Mingyu menarik napas dalam-dalam, menghembuskannya perlahan. "Dan kau masih tidak pernah berubah sejak terakhir kali kita bertemu. Kautahu, yang paling kurindukan darimu adalah ini; sifat kepala batu dan pendirian kerasmu. Jeonghan, biar kuberitahu sekali lagi, kau bisa pergi mencari pria lain untuk menjadi ayah Dalreum."
"Apa telingamu juga jadi tidak berfungsi? Kubilang, aku tidak mau orang lain." Jeonghan menautkan alisnya. Defensif. Tak terpengaruh sama sekali.
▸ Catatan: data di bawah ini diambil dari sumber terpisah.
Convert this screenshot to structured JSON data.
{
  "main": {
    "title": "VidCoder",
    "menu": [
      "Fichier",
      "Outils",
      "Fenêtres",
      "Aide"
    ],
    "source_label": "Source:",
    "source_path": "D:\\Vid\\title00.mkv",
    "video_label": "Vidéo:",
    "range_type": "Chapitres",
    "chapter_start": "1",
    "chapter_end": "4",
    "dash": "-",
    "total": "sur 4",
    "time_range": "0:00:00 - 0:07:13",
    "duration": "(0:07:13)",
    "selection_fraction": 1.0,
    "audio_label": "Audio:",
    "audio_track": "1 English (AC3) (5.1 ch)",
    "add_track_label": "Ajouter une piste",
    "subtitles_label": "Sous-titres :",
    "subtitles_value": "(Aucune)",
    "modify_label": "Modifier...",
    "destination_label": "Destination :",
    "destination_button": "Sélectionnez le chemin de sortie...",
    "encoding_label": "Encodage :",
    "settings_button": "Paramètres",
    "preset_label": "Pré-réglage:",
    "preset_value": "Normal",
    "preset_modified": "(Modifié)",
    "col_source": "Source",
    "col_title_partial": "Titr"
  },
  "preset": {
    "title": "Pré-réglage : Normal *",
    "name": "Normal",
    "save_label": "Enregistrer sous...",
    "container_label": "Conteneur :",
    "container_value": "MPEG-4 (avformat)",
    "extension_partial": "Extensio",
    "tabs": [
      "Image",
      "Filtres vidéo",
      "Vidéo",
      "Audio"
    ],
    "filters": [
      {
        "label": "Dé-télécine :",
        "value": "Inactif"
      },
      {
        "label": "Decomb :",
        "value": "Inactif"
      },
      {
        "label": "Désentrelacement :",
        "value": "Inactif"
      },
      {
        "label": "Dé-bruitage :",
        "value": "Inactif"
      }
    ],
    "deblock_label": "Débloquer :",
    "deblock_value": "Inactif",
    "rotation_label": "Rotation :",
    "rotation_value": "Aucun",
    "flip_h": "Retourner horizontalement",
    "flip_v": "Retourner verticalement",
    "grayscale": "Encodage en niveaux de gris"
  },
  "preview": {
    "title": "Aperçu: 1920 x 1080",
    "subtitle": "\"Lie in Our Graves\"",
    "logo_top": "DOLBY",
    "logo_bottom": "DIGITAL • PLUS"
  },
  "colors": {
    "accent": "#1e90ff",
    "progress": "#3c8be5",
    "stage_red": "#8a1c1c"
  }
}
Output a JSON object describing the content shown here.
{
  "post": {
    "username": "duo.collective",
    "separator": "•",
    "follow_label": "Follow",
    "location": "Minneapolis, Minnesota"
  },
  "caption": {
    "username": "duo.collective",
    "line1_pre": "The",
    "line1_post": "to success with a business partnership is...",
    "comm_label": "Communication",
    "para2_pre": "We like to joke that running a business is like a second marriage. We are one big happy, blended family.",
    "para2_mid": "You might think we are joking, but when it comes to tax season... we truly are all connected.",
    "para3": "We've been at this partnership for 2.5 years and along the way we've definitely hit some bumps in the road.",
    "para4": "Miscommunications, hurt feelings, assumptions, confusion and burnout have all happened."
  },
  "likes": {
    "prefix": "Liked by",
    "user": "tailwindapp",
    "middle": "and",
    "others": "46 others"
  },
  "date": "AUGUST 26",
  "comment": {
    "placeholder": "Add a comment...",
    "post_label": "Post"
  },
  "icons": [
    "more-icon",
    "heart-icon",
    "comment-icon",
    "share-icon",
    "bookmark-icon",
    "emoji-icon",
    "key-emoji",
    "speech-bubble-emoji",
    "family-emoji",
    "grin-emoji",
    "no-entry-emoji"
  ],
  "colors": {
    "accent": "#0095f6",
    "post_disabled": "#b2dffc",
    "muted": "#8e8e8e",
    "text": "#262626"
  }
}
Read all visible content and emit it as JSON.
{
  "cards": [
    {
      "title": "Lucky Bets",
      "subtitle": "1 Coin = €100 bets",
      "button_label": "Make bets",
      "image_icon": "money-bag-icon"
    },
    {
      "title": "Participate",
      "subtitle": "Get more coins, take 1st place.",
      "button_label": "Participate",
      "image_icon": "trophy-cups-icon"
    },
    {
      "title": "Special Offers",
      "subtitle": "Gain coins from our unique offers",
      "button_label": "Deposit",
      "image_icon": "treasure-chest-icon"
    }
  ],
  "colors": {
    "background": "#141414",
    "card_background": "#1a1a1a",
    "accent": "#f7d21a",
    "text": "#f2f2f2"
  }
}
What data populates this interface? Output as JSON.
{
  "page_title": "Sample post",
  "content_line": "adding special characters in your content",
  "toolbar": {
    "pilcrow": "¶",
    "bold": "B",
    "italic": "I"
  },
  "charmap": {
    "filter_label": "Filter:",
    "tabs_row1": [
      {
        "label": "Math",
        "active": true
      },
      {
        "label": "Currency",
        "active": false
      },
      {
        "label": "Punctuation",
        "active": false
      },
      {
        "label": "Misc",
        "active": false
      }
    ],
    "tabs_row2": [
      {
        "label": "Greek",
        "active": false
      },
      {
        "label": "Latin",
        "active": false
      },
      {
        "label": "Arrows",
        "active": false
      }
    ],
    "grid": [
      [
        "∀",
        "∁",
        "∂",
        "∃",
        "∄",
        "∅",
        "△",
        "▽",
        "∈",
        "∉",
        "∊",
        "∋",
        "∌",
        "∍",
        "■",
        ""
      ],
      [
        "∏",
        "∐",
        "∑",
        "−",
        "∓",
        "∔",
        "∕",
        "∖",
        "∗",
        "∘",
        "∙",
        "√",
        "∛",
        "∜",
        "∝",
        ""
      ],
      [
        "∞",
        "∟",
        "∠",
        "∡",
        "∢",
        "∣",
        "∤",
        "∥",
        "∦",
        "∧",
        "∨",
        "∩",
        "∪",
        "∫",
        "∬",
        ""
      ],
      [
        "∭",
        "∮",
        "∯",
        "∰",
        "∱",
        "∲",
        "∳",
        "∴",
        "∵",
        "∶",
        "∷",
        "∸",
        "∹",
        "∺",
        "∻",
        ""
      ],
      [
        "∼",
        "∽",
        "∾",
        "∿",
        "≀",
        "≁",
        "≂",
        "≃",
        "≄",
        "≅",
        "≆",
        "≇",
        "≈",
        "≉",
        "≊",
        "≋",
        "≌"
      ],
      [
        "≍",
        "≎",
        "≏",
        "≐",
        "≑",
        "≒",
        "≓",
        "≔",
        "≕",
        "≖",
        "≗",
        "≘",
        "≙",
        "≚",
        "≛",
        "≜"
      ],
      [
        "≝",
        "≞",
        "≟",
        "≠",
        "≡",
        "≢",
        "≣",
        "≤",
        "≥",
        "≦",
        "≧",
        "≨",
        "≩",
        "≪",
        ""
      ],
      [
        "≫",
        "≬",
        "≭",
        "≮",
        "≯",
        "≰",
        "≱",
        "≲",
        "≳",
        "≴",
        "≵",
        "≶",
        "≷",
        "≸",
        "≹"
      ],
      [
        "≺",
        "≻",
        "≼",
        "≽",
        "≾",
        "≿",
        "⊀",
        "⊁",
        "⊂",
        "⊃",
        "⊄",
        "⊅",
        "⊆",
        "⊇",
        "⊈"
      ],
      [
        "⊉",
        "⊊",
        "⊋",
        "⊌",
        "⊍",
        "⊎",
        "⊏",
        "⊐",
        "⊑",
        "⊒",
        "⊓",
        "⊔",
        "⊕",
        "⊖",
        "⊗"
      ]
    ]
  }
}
"Dasar wanita keras kepala." Mingyu terkekeh.
"Aku memang. Sudah terlambat beberapa tahun untuk menyesal karena kau tidak bisa pergi dariku kecuali kulepaskan. Dan aku tidak berencana melakukannya sampai aku mati nanti, jadi harap bersabar." Jeonghan berucap.
Mingyu mengesah. Dia mencari sesuatu untuk dibahas dan kata-kata meluncur dari bibirnya tanpa antisipasi. "... Bom besar di Notre Dame. Aku masih ingat bagaimana kacaunya suasana saat itu. Teman-temanku sedang apes. Mereka langsung gugur di tempat. Pantaskah kusebut diriku beruntung? Kupikir, aku tidak mati karena aku masih punya janji yang harus kutepati padamu."
"Dengar, Sersan Mayor Kim Min Gyu. Aku tak peduli dengan bom atau ranjau, atau bagaimana kita akan menghadapi hal-hal yang ada di depan karena manusia tak pernah bisa memprediksi sesuatu."
Airmatanya jatuh ke lantai.
Jeonghan menarik tengkuk pria itu erat—sangat, hingga rasanya dia tak akan melepas lagi. "Yang kutahu, kepulanganmu saja sudah lebih dari cukup bagiku."
END.
zula's note:
dek liiii! aku tau kamu mintanya udah dari jaman baheula. maap yaa, kak az baru rampungin sekarang. sebenernya aku udah punya plot semenjak mingguminggu uts, tapi selalu segitugitu aja. jadi sori kalo ini terlalu cheesy karna aku juga ngerjainnya jam set 3 pagi, mata masih sepet banget. ngebut 2,5k lagi ahahah. iya aku emang payah. gomenne. u_u) cuman berharap li suka aja sih, ga banyakbanyak.
ps; jeonghan itu queenbee-nya svt. i think itu orang punya aura yg bikin members lain can't take their eyes off of him tho dia sebenernya ga benerbener peduli. ato apa cuma aku aja yg mikir gini? o_o)
ps2; alasan ini dibikin gs cuman karna plotnya yg nuntut utk itu. pake gender apapun jeonghan, aku yakin cantiknya dia bakal tetep menguar(?) #bahasague. and fyi, di korea, kalo nikah si perempuannya gak ganti marga. tapi kalo punya anak, anaknya pake marga bapaknya.
ps3; fitur jeonghan disini itu dia yg sekarang oke. coba liat pretty u di durasi 2:05. jeonghan keliatan kayak mamah muda(?).
ps4; (*)frasa lain buat ngungkapin aku cinta kamu. ;)
ps5; dalreum itu aku ambil dari dal yang artinya bulan, dan reum itu singkatan dari areumdaubge yg artinya cantik/indah.
ps6; dan jeonghan pantes buat dipasangin sama whoever it is. ama papa coups, cocok. ama om jisoo, jadinya manis. ama seokmin, jatohnya ngocol. ama soonyoung, dobel ngocol. ama vernon juga bisa.
ps7; soon, mungkin aku bakal nerbitin vernon x jeonghan. prompt udah punya tgl lanjut kalo ada mood. lagian di zutto mae kara suki deshita, pair ini ikutan nongol jadi slight. jadi sejak dulu aku tanpa sadar udah suka sama verhan(?).
ps8; sorisorisorisoriiiiiiii. buat siapapun yg pm aku, bukannya aku gamau balas. tapi emang belum sempat. aku suka, aku suka untuk ngobrol di sana ... thus, really sorry for can't reply them asap. u_u)
ps9; aku udah gabisa balas review satu persatu kayak dulu lagi. jadi, kalo emang kalian pingin reviewnya dibalas, bilang ya. hihi.